You may on that note also have an interest in ghc-lib-parser-ex https://github.com/shayne-fletcher/ghc-lib-parser-ex? It's serving stuff to HLint and I'd be more than happy to help pull down things that ~fit~ benefit this project.

EncodePanda commented 4 years ago

You may on that note also have an interest in ghc-lib-parser-ex https://github.com/shayne-fletcher/ghc-lib-parser-ex? It's serving stuff to HLint and I'd be more than happy to help pull down things that ~fit~ benefit this project.

Thanks, will definitely have a look :)

ndmitchell commented 4 years ago

ghc-lib-parser-ex might be useful to the formatter, but even if it's still on haskell-src-exts, I don't think that's a massive problem - we are very familiar with all the issues with it, and how to avoid them, so I don't think it's a problem.

I have no issue with git diffs that are one line longer if the code looks nicer to read. Things which produce O(n) worse diffs are a bit sad, so best avoided.

I also have no sane idea how to suggest we pick between the options. Everyone seems to prefer 2 spaces, apart from me, so I can go with the flow. But which formatter and which flags is not obvious.

shayne-fletcher commented 4 years ago

Pistols at dawn? 😉

ndmitchell commented 4 years ago

🔫

shayne-fletcher commented 4 years ago

Interesting!

Screen Shot 2020-05-23 at 10 30 21 AM

I'm beginning to believe.

shayne-fletcher commented 4 years ago

@felixmulder's most excellent stylish-haskell branch : https://github.com/jaspervdj/stylish-haskell/pull/293

shayne-fletcher commented 4 years ago

@EncodePanda

If you decide on:

  1. column width
  2. vertical alignment vs "sane git diffs"

I can create a branch formatted by stylish-haskell for you to decide if this is the right way to go.

In the absence of other answers, may I suggest:

  1. 78 columns;
  2. I don't know what this means but do advocate git diff minimizations where possible if that helps.
shayne-fletcher commented 4 years ago

@EncodePanda

If you decide on:

  1. column width
  2. vertical alignment vs "sane git diffs"
  1. I don't know what this means but do advocate git diff minimizations where possible if that helps.

Oh! I think I get what you are saying. I am most definitely NOT in favor of vertical alignment (even in the absence of e.g. ImportQualifiedPost).

zliu41 commented 4 years ago

I'm fine with 78 columns. I'm however not sure how enthusiastic Neil is about that, since hlint code regularly exceeds 120 :stuck_out_tongue:

shayne-fletcher commented 4 years ago

I'm fine with 78 columns. I'm however not sure how enthusiastic Neil is about that, since hlint code regularly exceeds 120 😛

🤣

googleson78 commented 4 years ago

I'm also not sure about placing a limit on columns (although obviously I'm not actively contributing :P) - most of the times that I tried to split my pattern matches on ghc's ast into multiple lines it ended up being less readable.. Not sure what the "right" solution is here - maybe more granular functions??

Vertical alignment is great! .. if you're not looking at any diffs ever.

(btw, why 78 instead of 80?)

shayne-fletcher commented 4 years ago

I'm also not sure about placing a limit on columns (although obviously I'm not actively contributing :P) - most of the times that I tried to split my pattern matches on ghc's ast into multiple lines it ended up being less readable.. Not sure what the "right" solution is here - maybe more granular functions??
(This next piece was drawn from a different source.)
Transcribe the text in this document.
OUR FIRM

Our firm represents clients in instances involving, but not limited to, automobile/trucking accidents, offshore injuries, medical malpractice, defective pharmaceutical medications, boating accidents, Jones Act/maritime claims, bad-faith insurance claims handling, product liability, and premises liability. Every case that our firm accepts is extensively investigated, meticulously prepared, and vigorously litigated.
Vertical alignment is great! .. if you're not looking at any diffs ever.

(btw, why 78 instead of 80?)

actually, yes, you're of course right, 80 cols would be fine. i don't know why my mind jumped to 78... perhaps habit in that it's guaranteed to fit within 80. anyway, with all the real estate offered by modern monitors one might wonder if the sacred 80 column rule is relevant any more. i think it is and feel supported by arguments like these.

ndmitchell commented 4 years ago

I'm more a fan of 120. But I'm not too concerned as long as it doesn't increase the code length dramatically.

EncodePanda commented 4 years ago

I will create PR with code formatted by stylish for you folks to have a look.